AF Offshore Decom, together with a consortium of several actors, has been awarded a total of 73 million Norwegian kroner from the Research Council for a research and innovation project on the circular economy of maritime metals. Through the Research Council’s “Green Platform” scheme, this is one of nine major research and innovation projects aimed at developing climate- and environmentally friendly solutions in business. The project period is three years.

Under the leadership of AF Offshore Decom the consortium will explore how to recycle maritime metal from ships and oil platforms into environmentally friendly building materials without a carbon footprint.

The Consortium led by AF Offshore Decom consist of partners from academia, research institutes and authorities as well as key players within finance, shipping, energy, property development, construction, and recycling industries. (Norwegian School of Economics (NHH), Equinor, Green Yards, DNB, LAB Entreprenør, Skanska Stålbabrikken, Bara, Statsbygg (The Norwegian Directorate of Public Construction and Property), Sintef, Oslo Municipality, and Nordic Circles. The project has been awarded a total of 73 million Norwegian kroner from the Research Council for a three-year research and innovation project.

Circular economy is the future
-AF Offshore Decom has extensive experience in recycling decommissioned offshore installations. In total, approximately 400,000 tons of steel have been recycled, melted down and used for, among other things, reinforcing steel. The ambition of this project is to move from recycling to upcycling, says Johannes Thrane, Director of Sustainability, Communication and Tendering in AF Offshore Decom.

In the circular economy, the ideal is “upcycling”. This means that materials or components are maintained at the same or higher value than they had originally. For example, by cutting up steel from a ship and using it for load-bearing structures, sheet piles or other purposes.

Environmentally friendly building materials

The project aims to upcycle maritime metal from ships and oil platforms into environmentally friendly building materials without a carbon footprint.
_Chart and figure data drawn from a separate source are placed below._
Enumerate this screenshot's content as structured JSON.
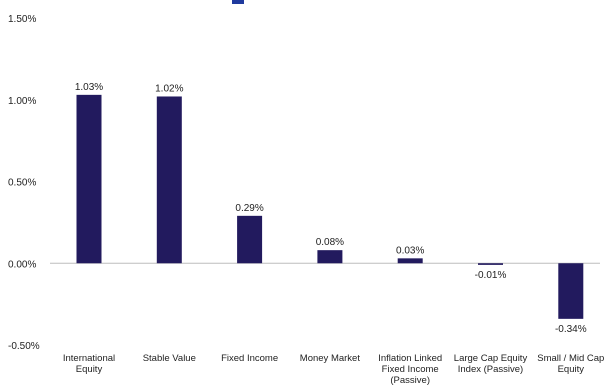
{
  "chart_data": {
    "type": "bar",
    "title": "",
    "xlabel": "",
    "ylabel": "",
    "ylim": [
      -0.5,
      1.5
    ],
    "y_ticks": [
      "1.50%",
      "1.00%",
      "0.50%",
      "0.00%",
      "-0.50%"
    ],
    "y_tick_values": [
      1.5,
      1.0,
      0.5,
      0.0,
      -0.5
    ],
    "grid": false,
    "legend": "none",
    "bar_color": "#221a5e",
    "categories": [
      [
        "International",
        "Equity"
      ],
      [
        "Stable Value"
      ],
      [
        "Fixed Income"
      ],
      [
        "Money Market"
      ],
      [
        "Inflation Linked",
        "Fixed Income",
        "(Passive)"
      ],
      [
        "Large Cap Equity",
        "Index (Passive)"
      ],
      [
        "Small / Mid Cap",
        "Equity"
      ]
    ],
    "values": [
      1.03,
      1.02,
      0.29,
      0.08,
      0.03,
      -0.01,
      -0.34
    ],
    "data_labels": [
      "1.03%",
      "1.02%",
      "0.29%",
      "0.08%",
      "0.03%",
      "-0.01%",
      "-0.34%"
    ]
  }
}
The project will solve challenges related to establishing the industry through circular business models, contracts for disposal, decommissioning for upcycling, testing and recertification, environmental and climate documentation for upcycled metal, and production with upcycled metal.

The ambition is to solve offshore disposal problems, highlight green initiatives, secure strategic access to steel for Norway in a time of international political unrest, reduce the need for raw material extraction in mines worldwide, and provide the construction and maritime industries with credible and scalable access to low-emission building materials.

The project has six main activities:

Circular economic assessment of the entire value chain.
Investigate opportunities to adapt disposal contracts for upcycling.
Develop scalable methods for dismantling steel from ships and platforms that enable high upcycling rates.
Develop industrialized production of building products made of maritime metal.
Make it easier for the construction industry to choose upcycled steel.
The starting point for a new industry.